The shipbroker added that “based on historical performance, our models guide a base‐case AG‐FEAST TCE of about $18,600/day for the current supply/demand position. The low case estimate is $11,500/day while the high case estimate of $20,000/day is unlikely given the absence of positive momentum ahead of the holidays‐fractured working environment of the balance of month. AG‐FEAST TCEs presently stand at an average of ~$15,301/day, at which level fundamentals are already largely priced‐in and, as such, we envision only modest rate fluctuations accompanying changes to the immediate demand environment on a day‐to‐day basis during the coming week. Middle East Rates on the AG‐JPN route shed five points to conclude at ws49. Corresponding TCEs fell 12% to ~$15,626/day. Rates to the USG via the Cape were off by three points to ws23. Triangulated AG‐USG/CBS‐SPORE/AG earnings were down 9% to ~$24,389/day. Atlantic Basin The West Africa market saw rates decline in line with those in the Middle East. Rates on the WAFR‐FEAST route shed nine points to conclude at ws53.5 with corresponding TCEs declining by 23% to ~$17,870/day. Rates in the Caribbean market remained soft on sluggish demand amid an absence of ex‐USG fixtures and rising regional arrivals. A small number of units were seen ballasting from the region in a reversal of the trend observed during Q3 when units were speculatively ballasting to the region from Asia. The CBS‐SPORE route shed $100k to conclude at $4.0m lump sum. Round‐trip CBS‐SPORE TCEs, were off 3% to ~$24,668/day”, CR Weber concluded.

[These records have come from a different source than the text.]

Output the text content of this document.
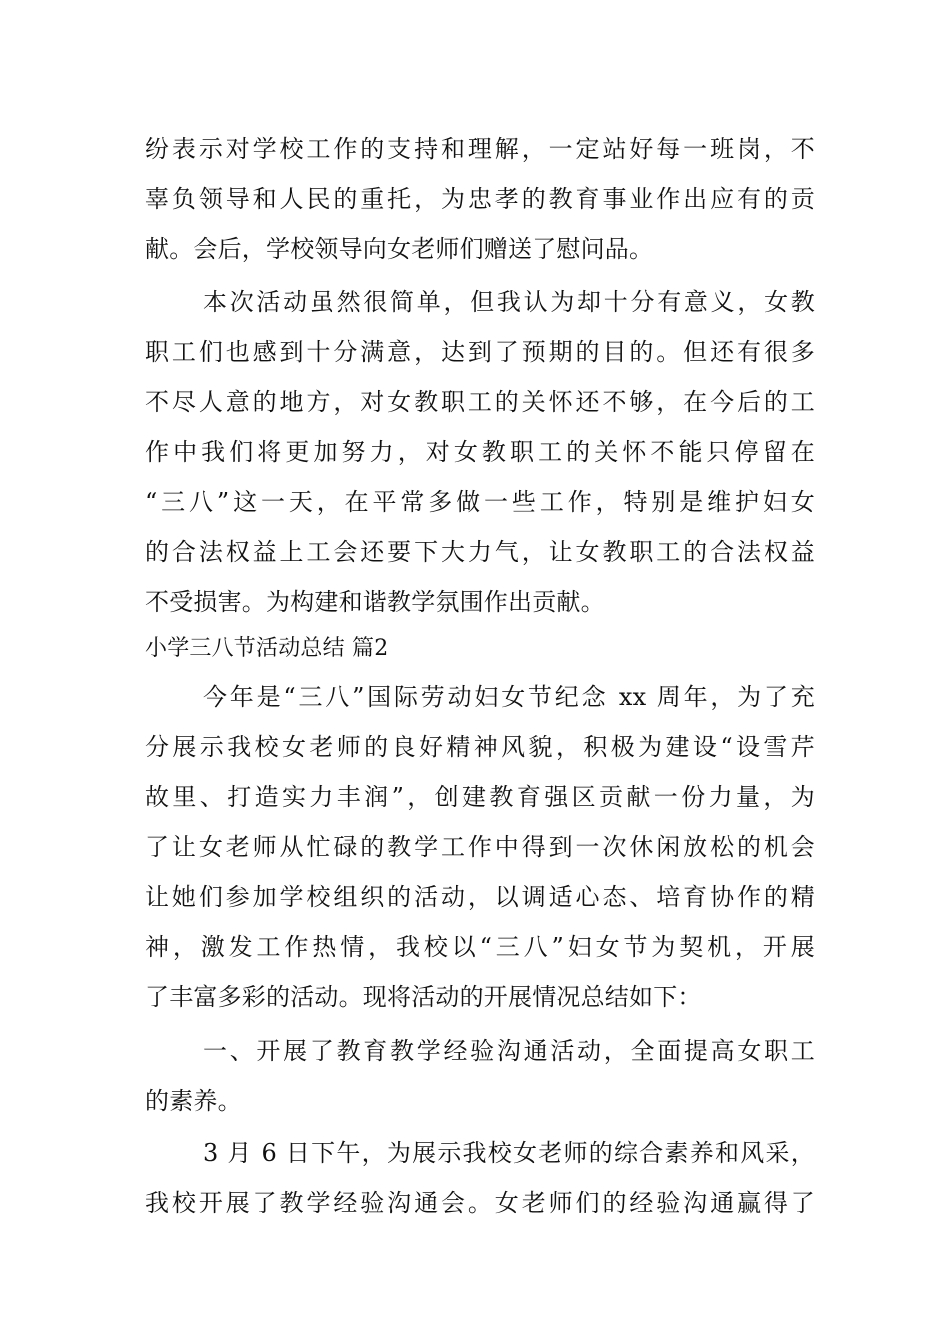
纷表示对学校工作的支持和理解，一定站好每一班岗，不
辜负领导和人民的重托，为忠孝的教育事业作出应有的贡
献。会后，学校领导向女老师们赠送了慰问品。
本次活动虽然很简单，但我认为却十分有意义，女教
职工们也感到十分满意，达到了预期的目的。但还有很多
不尽人意的地方，对女教职工的关怀还不够，在今后的工
作中我们将更加努力，对女教职工的关怀不能只停留在
“三八”这一天，在平常多做一些工作，特别是维护妇女
的合法权益上工会还要下大力气，让女教职工的合法权益
不受损害。为构建和谐教学氛围作出贡献。
小学三八节活动总结 篇2
今年是“三八”国际劳动妇女节纪念 xx 周年，为了充
分展示我校女老师的良好精神风貌，积极为建设“设雪芹
故里、打造实力丰润”，创建教育强区贡献一份力量，为
了让女老师从忙碌的教学工作中得到一次休闲放松的机会
让她们参加学校组织的活动，以调适心态、培育协作的精
神，激发工作热情，我校以“三八”妇女节为契机，开展
了丰富多彩的活动。现将活动的开展情况总结如下：
一、开展了教育教学经验沟通活动，全面提高女职工
的素养。
3 月 6 日下午，为展示我校女老师的综合素养和风采，
我校开展了教学经验沟通会。女老师们的经验沟通赢得了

In the Suezmax market, in West Africa “rates were firm this week on declining availability replenishment and expectations of above‐average remaining Suezmax cargo availability for the December program, as VLCC coverage has been light. Rates on the WAFR‐UKC route added 5 points to conclude at ws92.5. Rates are likely to remain on a positive trend during the upcoming week as the remaining December cargoes are worked and charterers progress into January dates. Rates in the Caribbean/USG market were also strong this week on sustained demand, and particularly for intraregional voyages from the USG. Rising Aframax rates helped by reducing charterer interest in narrowing cargo stems to capture the smaller class’ $/mt discount. Rates on the CBS‐USG route added five points to conclude at 150 x ws95 and the USG‐UKC route added 7.5 points to conclude at 130 x ws77.5. The USG‐SPORE route was unchanged at $2.90m lump sum”, said the shipbroker.

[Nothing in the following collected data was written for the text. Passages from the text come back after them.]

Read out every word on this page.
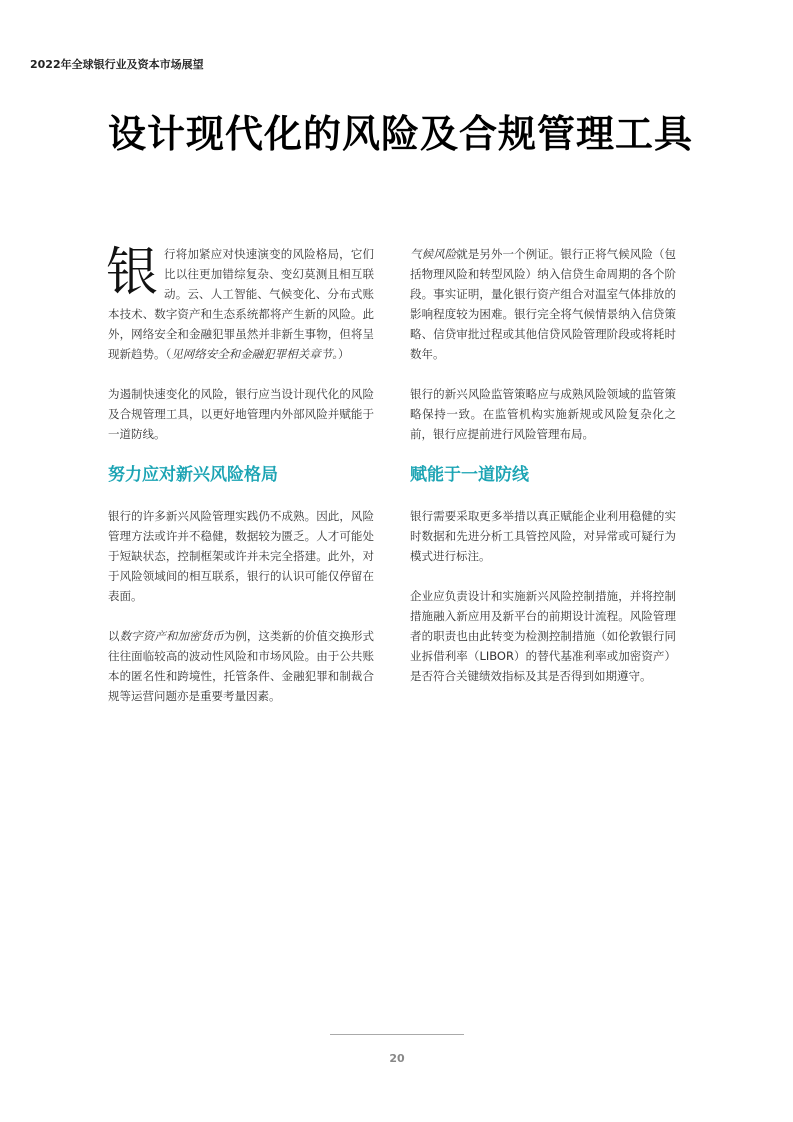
2022年全球银行业及资本市场展望
设计现代化的风险及合规管理工具

银行将加紧应对快速演变的风险格局，它们比以往更加错综复杂、变幻莫测且相互联动。云、人工智能、气候变化、分布式账本技术、数字资产和生态系统都将产生新的风险。此外，网络安全和金融犯罪虽然并非新生事物，但将呈现新趋势。（见网络安全和金融犯罪相关章节。）

为遏制快速变化的风险，银行应当设计现代化的风险及合规管理工具，以更好地管理内外部风险并赋能于一道防线。

努力应对新兴风险格局

银行的许多新兴风险管理实践仍不成熟。因此，风险管理方法或许并不稳健，数据较为匮乏。人才可能处于短缺状态，控制框架或许并未完全搭建。此外，对于风险领域间的相互联系，银行的认识可能仅停留在表面。

以数字资产和加密货币为例，这类新的价值交换形式往往面临较高的波动性风险和市场风险。由于公共账本的匿名性和跨境性，托管条件、金融犯罪和制裁合规等运营问题亦是重要考量因素。

气候风险就是另外一个例证。银行正将气候风险（包括物理风险和转型风险）纳入信贷生命周期的各个阶段。事实证明，量化银行资产组合对温室气体排放的影响程度较为困难。银行完全将气候情景纳入信贷策略、信贷审批过程或其他信贷风险管理阶段或将耗时数年。

银行的新兴风险监管策略应与成熟风险领域的监管策略保持一致。在监管机构实施新规或风险复杂化之前，银行应提前进行风险管理布局。

赋能于一道防线

银行需要采取更多举措以真正赋能企业利用稳健的实时数据和先进分析工具管控风险，对异常或可疑行为模式进行标注。

企业应负责设计和实施新兴风险控制措施，并将控制措施融入新应用及新平台的前期设计流程。风险管理者的职责也由此转变为检测控制措施（如伦敦银行同业拆借利率（LIBOR）的替代基准利率或加密资产）是否符合关键绩效指标及其是否得到如期遵守。

20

Meanwhile, “the Caribbean Aframax market remained firm on ongoing delays on Mexico’s east coast and the combination of both sustained demand regional demand and rates for alternative Suezmax tonnage at a strong $/mt premium. Last month’s Keystone Pipeline issues do not appear to be a factor in the gains; since throughputs were halted on November 17th due to a leak (the line was restarted on November 28th with reduced volumes), Aframax fixtures from Venezuela have been at half the average weekly volume as that observed during the year up to mid‐November. Rates on the CBS‐USG route added 10 points to conclude at ws175. Although owners are expected to maintain that fundamentals remain in their favor at the start of the upcoming week, there are a number of inbound ballasts, including some which are likely to accept below market rates to secure quick employment, which will likely weigh on rates once their impact is fully realized. Losses could accelerate thereafter as weather delays in Mexico subside”, the shipbroker concluded.